The roof is beginning to cave in on the vaccine empire.
Now, in the wake of the unsuccessful attempt to censor the film Vaxxed (trailer), we have Bob Wright, the former CEO of media giant, NBC Universal, authoring a new book, “The Wright Stuff: From NBC to Autism Speaks.”
Named president and CEO of NBC at the age of 43, he faced a two-headed dragon: on one hand, distrust from the network people deeply skeptical of the “suit” from GE, their new corporate parent; and on the other, fiscal oversight demands from a cautious, conservative institution reluctant to invest heavily in a media business they didn’t understand. For the next 20 years, he managed to navigate the fine line between the two and in the process completely reinvent―and save―the network.
His name is Bob Wright. Under his leadership, a traditional network, struggling to survive a changing landscape, was transformed into a $45 billion cable and internet giant. Frequently flying under the GE corporate radar, Wright and his hand-picked team spearheaded what amounts to a revolution in broadcast television:
-Embracing, rather than resisting, cable
-Launching alternative news channels CNBC and MSNBC, along with MSNBC.com, NBC’s powerful springboard to the internet
-Creating strategic partnerships with other media companies formerly considered competitors
-A string of acquisitions that solidified NBC’s leadership in multiple US and international markets, culminating in the lucrative merger into NBC Universal
What does someone like that do when he retires? If he’s Bob Wright, he starts all over again. At almost the exact same time as Bob’s NBC reign was winding down, his grandson Christian was diagnosed with autism, a condition then poorly understood. Baffled by a lack of medical knowledge and community support, Bob and his wife Suzanne founded Autism Speaks, which in short order became the leading advocacy and research funding organization for this mysterious condition that so devastates families. They make a powerful team―the compassionate, charismatic, indefatigable Suzanne who won’t take no for an answer, and the analytic, efficient executive who poured all his business acumen into building an organization from scratch.
As the two story lines unfold in The Wright Stuff, readers will gradually see that both endeavors―revitalizing NBC and building Autism Speaks―reflect the same key management tenets that apply to any organization facing disruptive change.
A portion of the proceeds from this book will be donated to advance autism research.
In its review of the book, Accuracy in Media provides a devastating quote from Wright about his autistic grandson:
“Right after he got the standard one-year vaccinations, he developed a very high fever and screamed for hours. Katie [Wright’s daughter] was so frightened she called her husband to come home from work and they put the baby in an ice bath to bring down the fever. When they called the doctor they were told the reaction was completely normal.”

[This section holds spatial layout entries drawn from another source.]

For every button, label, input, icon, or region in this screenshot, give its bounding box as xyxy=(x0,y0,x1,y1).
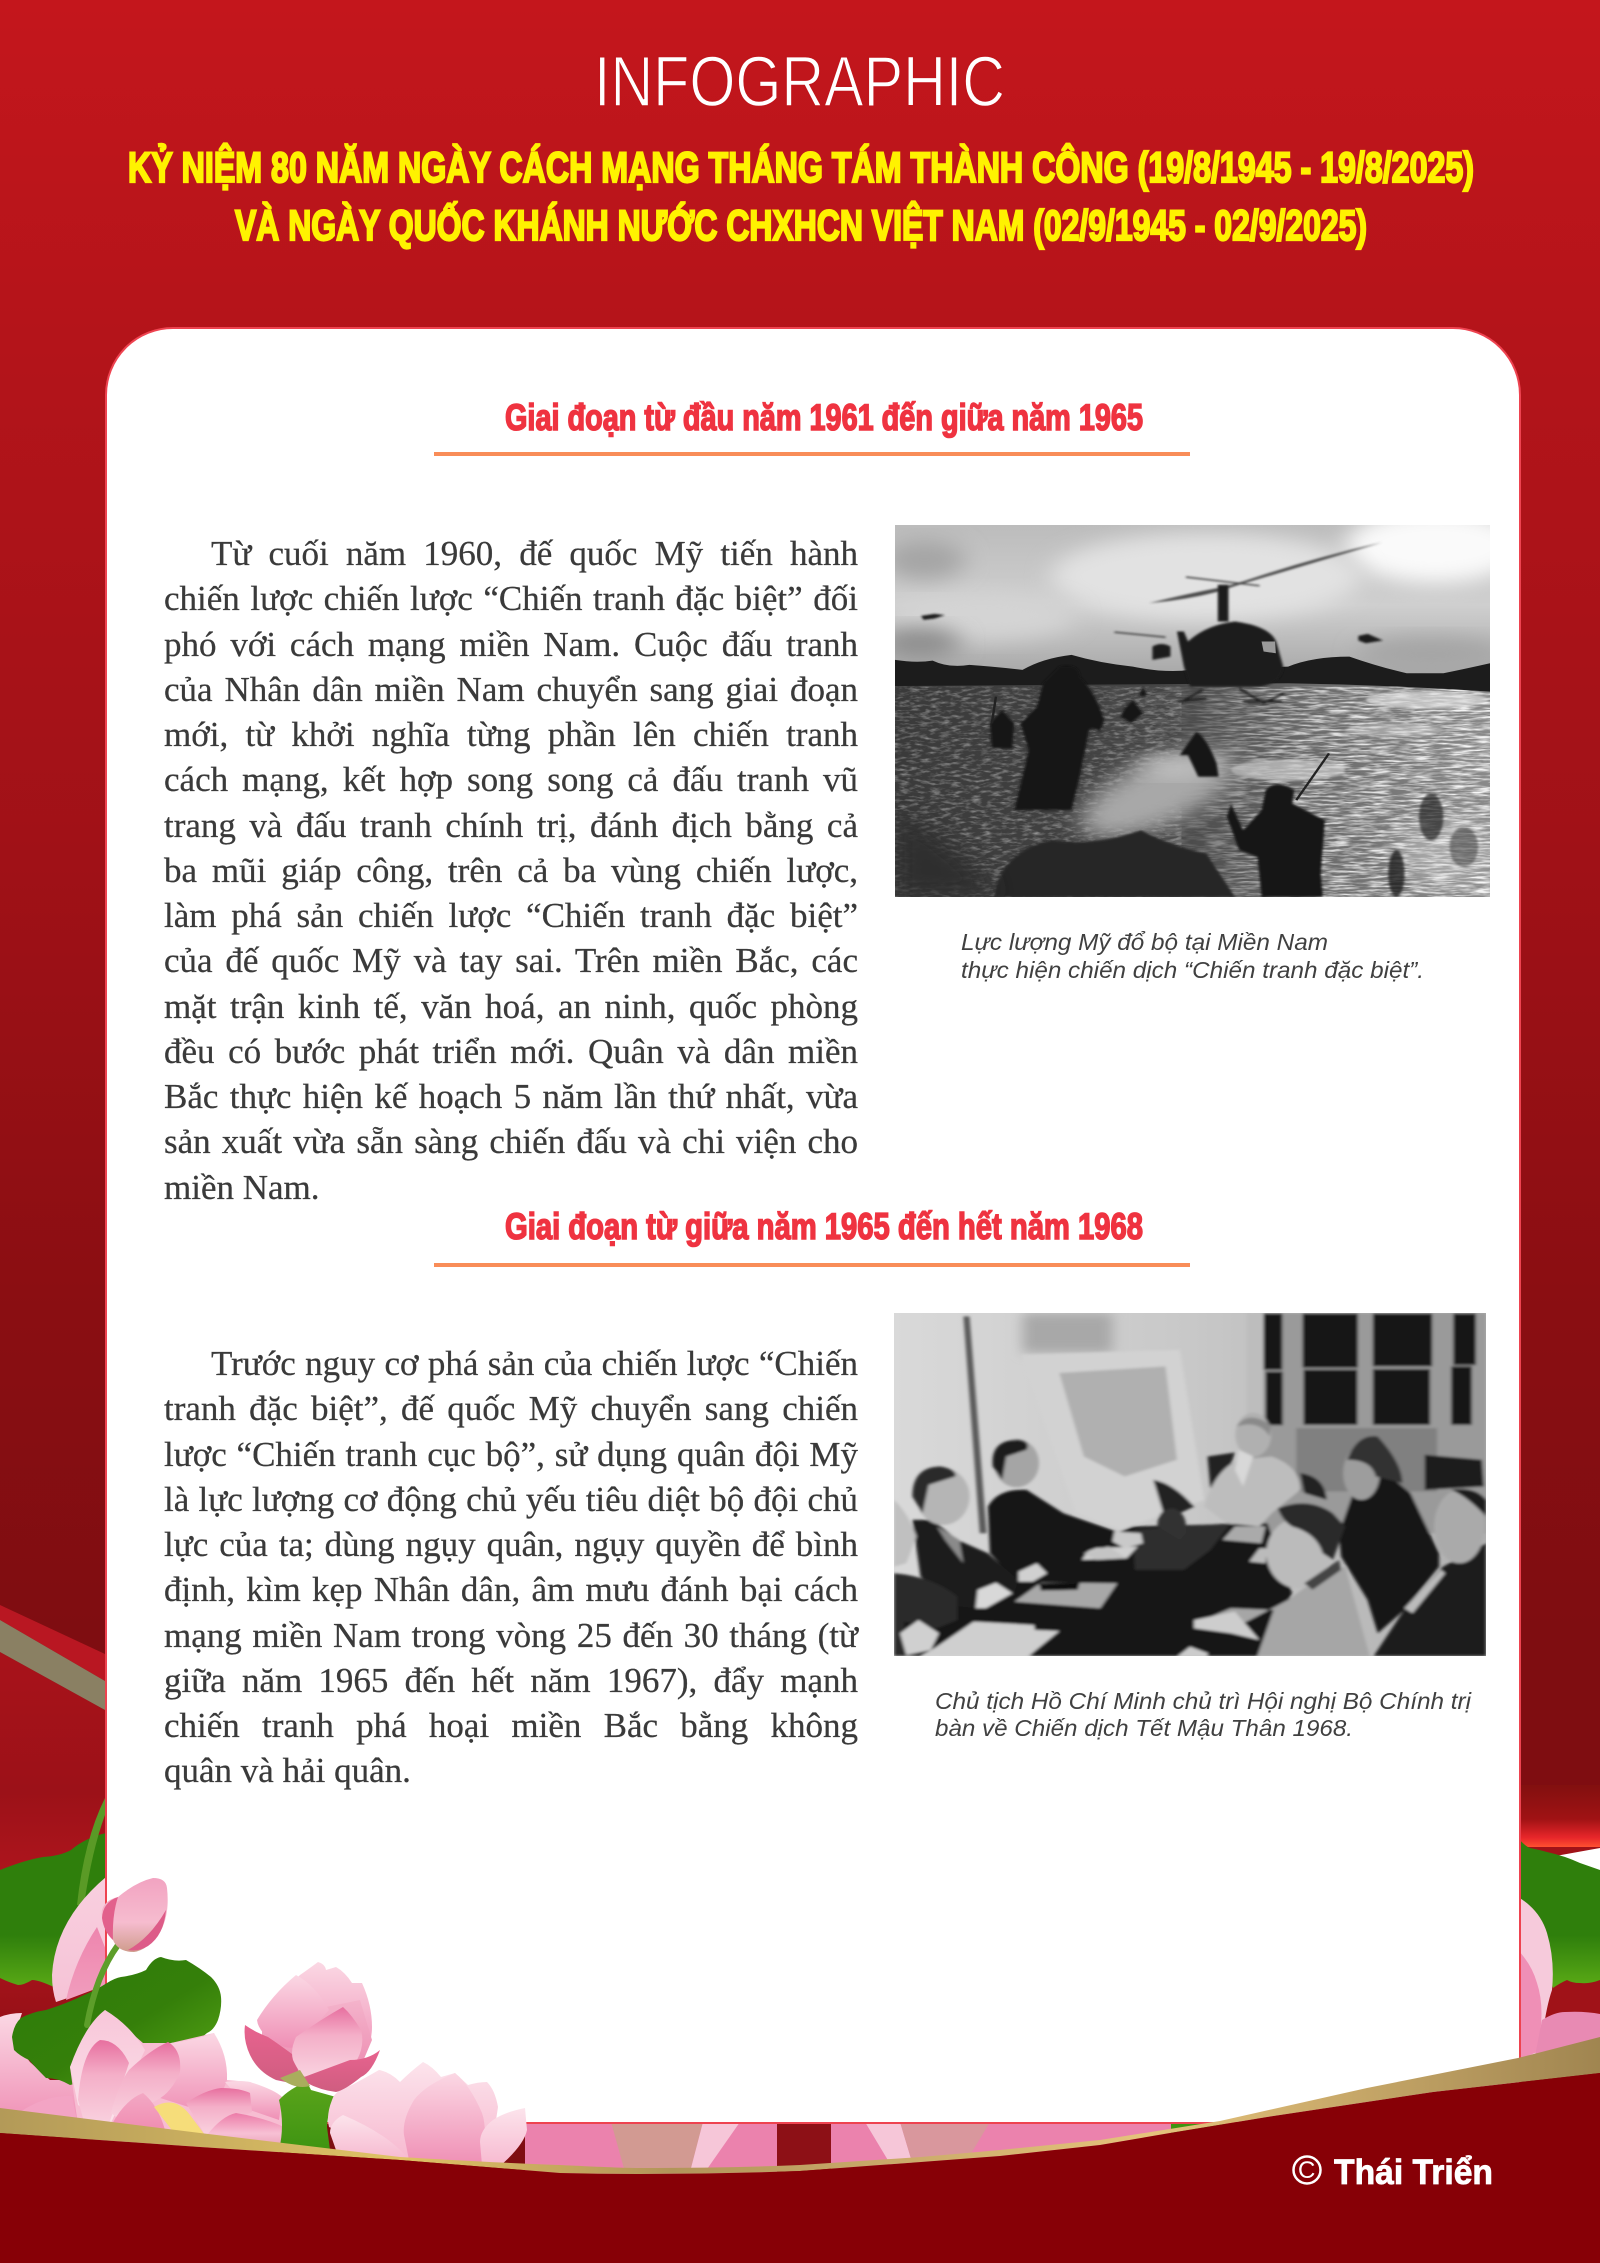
text block: section 2 body: Trước nguy cơ phá sản của chiến lược “Chiến xyxy=(211,1344,858,1383)
text block: section 2 body: là lực lượng cơ động chủ yếu tiêu diệt bộ đội chủ xyxy=(164,1480,858,1519)
footer: dark red base xyxy=(0,2073,1600,2263)
text block: section 1 body: đều có bước phát triển mới. Quân và dân miền xyxy=(164,1032,858,1071)
text block: section 2 body: quân và hải quân. xyxy=(164,1751,411,1790)
icon: lotus bud xyxy=(102,1878,168,1952)
back left stem xyxy=(77,1798,105,1905)
back left petal xyxy=(52,1877,106,2002)
ribbon: left red stripe xyxy=(0,1605,105,1681)
text block: section 1 body: mới, từ khởi nghĩa từng phần lên chiến tranh xyxy=(164,715,858,754)
left man xyxy=(988,1490,1117,1583)
soldiers xyxy=(990,666,1325,897)
text block: section 1 body: ba mũi giáp công, trên cả ba vùng chiến lược, xyxy=(164,851,858,890)
right leaf xyxy=(1518,1838,1600,1988)
text block: section 1 body: làm phá sản chiến lược “Chiến tranh đặc biệt” xyxy=(164,896,858,935)
text block: section 2 body: lược “Chiến tranh cục bộ”, sử dụng quân đội Mỹ xyxy=(164,1434,858,1474)
icon: standing lotus flower xyxy=(245,1962,380,2092)
main helicopter xyxy=(921,542,1383,703)
right glow xyxy=(1519,1785,1600,1847)
front man xyxy=(1194,1567,1370,1656)
credit: copyright Thái Triển: C xyxy=(1298,2157,1315,2184)
caption: photo 1: Lực lượng Mỹ đổ bộ tại Miền Nam xyxy=(961,929,1328,955)
text block: section 2 body: mạng miền Nam trong vòng 25 đến 30 tháng (từ xyxy=(164,1616,858,1654)
text block: section 1 body: của đế quốc Mỹ và tay sai. Trên miền Bắc, các xyxy=(164,941,858,980)
table xyxy=(894,1523,1292,1656)
text block: section 1 body: phó với cách mạng miền Nam. Cuộc đấu tranh xyxy=(164,624,858,664)
text block: section 1 body: cách mạng, kết hợp song song cả đấu tranh vũ xyxy=(164,760,858,799)
gold curved band xyxy=(0,2037,1600,2174)
text block: section 1 body: mặt trận kinh tế, văn hoá, an ninh, quốc phòng xyxy=(164,986,858,1026)
ribbon: left gold stripe xyxy=(0,1620,105,1710)
icon: lower right lotus flower xyxy=(328,2062,527,2166)
back left leaf xyxy=(0,1833,106,1990)
Ho xyxy=(1204,1456,1300,1527)
caption: photo 2: bàn về Chiến dịch Tết Mậu Thân 1968. xyxy=(935,1715,1353,1741)
text block: section 2 body: giữa năm 1965 đến hết năm 1967), đẩy mạnh xyxy=(164,1661,858,1700)
far-left man xyxy=(894,1500,916,1567)
text block: section 2 body xyxy=(164,1344,859,1790)
caption: photo 1: thực hiện chiến dịch “Chiến tranh đặc biệt”. xyxy=(961,957,1424,983)
caption: photo 2: Chủ tịch Hồ Chí Minh chủ trì Hội nghị Bộ Chính trị xyxy=(935,1688,1472,1714)
papers xyxy=(1014,1583,1117,1608)
text block: section 2 body: chiến tranh phá hoại miền Bắc bằng không xyxy=(164,1706,858,1745)
credit: copyright Thái Triển: Thái Triển xyxy=(1334,2153,1493,2192)
text block: section 1 body: sản xuất vừa sẵn sàng chiến đấu và chi viện cho xyxy=(164,1122,858,1161)
panel: white content card xyxy=(105,327,1521,2124)
text block: section 1 body: Từ cuối năm 1960, đế quốc Mỹ tiến hành xyxy=(211,534,858,573)
text block: section 1 body: miền Nam. xyxy=(164,1168,320,1206)
icon: lotus bud stem xyxy=(87,1945,118,2025)
photo: Politburo meeting xyxy=(894,1313,1486,1656)
icon: main left lotus flower xyxy=(20,2010,284,2155)
heading: section 2: Giai đoạn từ giữa năm 1965 đến hết năm 1968 xyxy=(505,1206,1143,1247)
text block: section 1 body: trang và đấu tranh chính trị, đánh địch bằng cả xyxy=(164,806,858,844)
text block: section 1 body xyxy=(164,534,858,1206)
text block: section 1 body: chiến lược chiến lược “Chiến tranh đặc biệt” đối xyxy=(164,579,858,618)
heading: section 1: Giai đoạn từ đầu năm 1961 đến giữa năm 1965 xyxy=(505,397,1143,438)
left lower panel xyxy=(0,1652,105,2120)
text block: section 2 body: tranh đặc biệt”, đế quốc Mỹ chuyển sang chiến xyxy=(164,1389,858,1428)
text block: section 2 body: định, kìm kẹp Nhân dân, âm mưu đánh bại cách xyxy=(164,1570,858,1609)
icon: leaf under standing lotus xyxy=(279,2082,336,2150)
petal strip under card xyxy=(525,2122,1225,2178)
text block: section 1 body: của Nhân dân miền Nam chuyển sang giai đoạn xyxy=(164,670,858,709)
woman xyxy=(1339,1476,1439,1633)
right petal xyxy=(1518,1897,1553,2060)
text block: section 2 body: lực của ta; dùng ngụy quân, ngụy quyền để bình xyxy=(164,1525,858,1564)
second man xyxy=(912,1520,1019,1608)
icon: far-left lotus petals xyxy=(0,2013,82,2125)
photo: helicopter landing xyxy=(895,525,1490,897)
title: INFOGRAPHIC: INFOGRAPHIC xyxy=(594,43,1005,122)
white streak xyxy=(1550,1848,1600,1872)
icon: round lotus leaf xyxy=(12,1957,221,2085)
far-right man xyxy=(1374,1543,1486,1656)
text block: section 1 body: Bắc thực hiện kế hoạch 5 năm lần thứ nhất, vừa xyxy=(164,1077,858,1116)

Yes, completely normal in the eyes of a lunatic licensed to practice medicine.
Normal, if brain damage is something parents should be expected to shrug off.
Normal, if destroying the life of a child, through officially sanctioned means, is simply written off as the cost of doing pharmaceutical business.
Wright goes on to say that he tried, without a shred of success, to convince Bush and Obama they needed to improve vaccine safety. According to Wright, the Bush people feared negative press reaction, and Obama advisor Valerie Jarrett killed the idea.
In the past few days, a long-time blogger for Huffington Post, Lance Simmens (twitter), submitted a positive review of Vaxxed. It was posted, then deleted—and Simmens’ account at Huff Po was canceled without notice. More censorship. The geniuses at Huff Po haven’t gotten the memo yet: blacking out information about the film only gives it more legs. Do they even have a press operation over there? I always assumed Huff Po was built as a façade/cardboard box, in order to sell it. That objective was achieved in 2010, when AOL gobbled it up for $315 million. What an extraordinary hustle.
Huff Po can’t even stomach allowing a positive review of Vaxxed to see the light of day. I wonder how they feel about vaccines causing brain damage—I mean the actual occurrence of it. Perhaps they don’t care. Perhaps they’re so far removed from the truth they don’t even think about it. But I’m willing to bet at least a few people on the payroll know the reality of it, and under the surface they’re boiling.
The CDC has large numbers of vaccine scandals buried in their files. One of them involves a vast over-exaggeration of flu deaths in the US every year. As researcher Peter Doshi noted, years ago, the old canned figure for annual flu deaths, 36,000, was a gross exaggeration. One year, the actual number of confirmed flu deaths in America—where the flu virus was positively identified—was, wait for it: 18. Of course, the CDC uses those flu-death stats to convince Americans they must take the flu vaccine.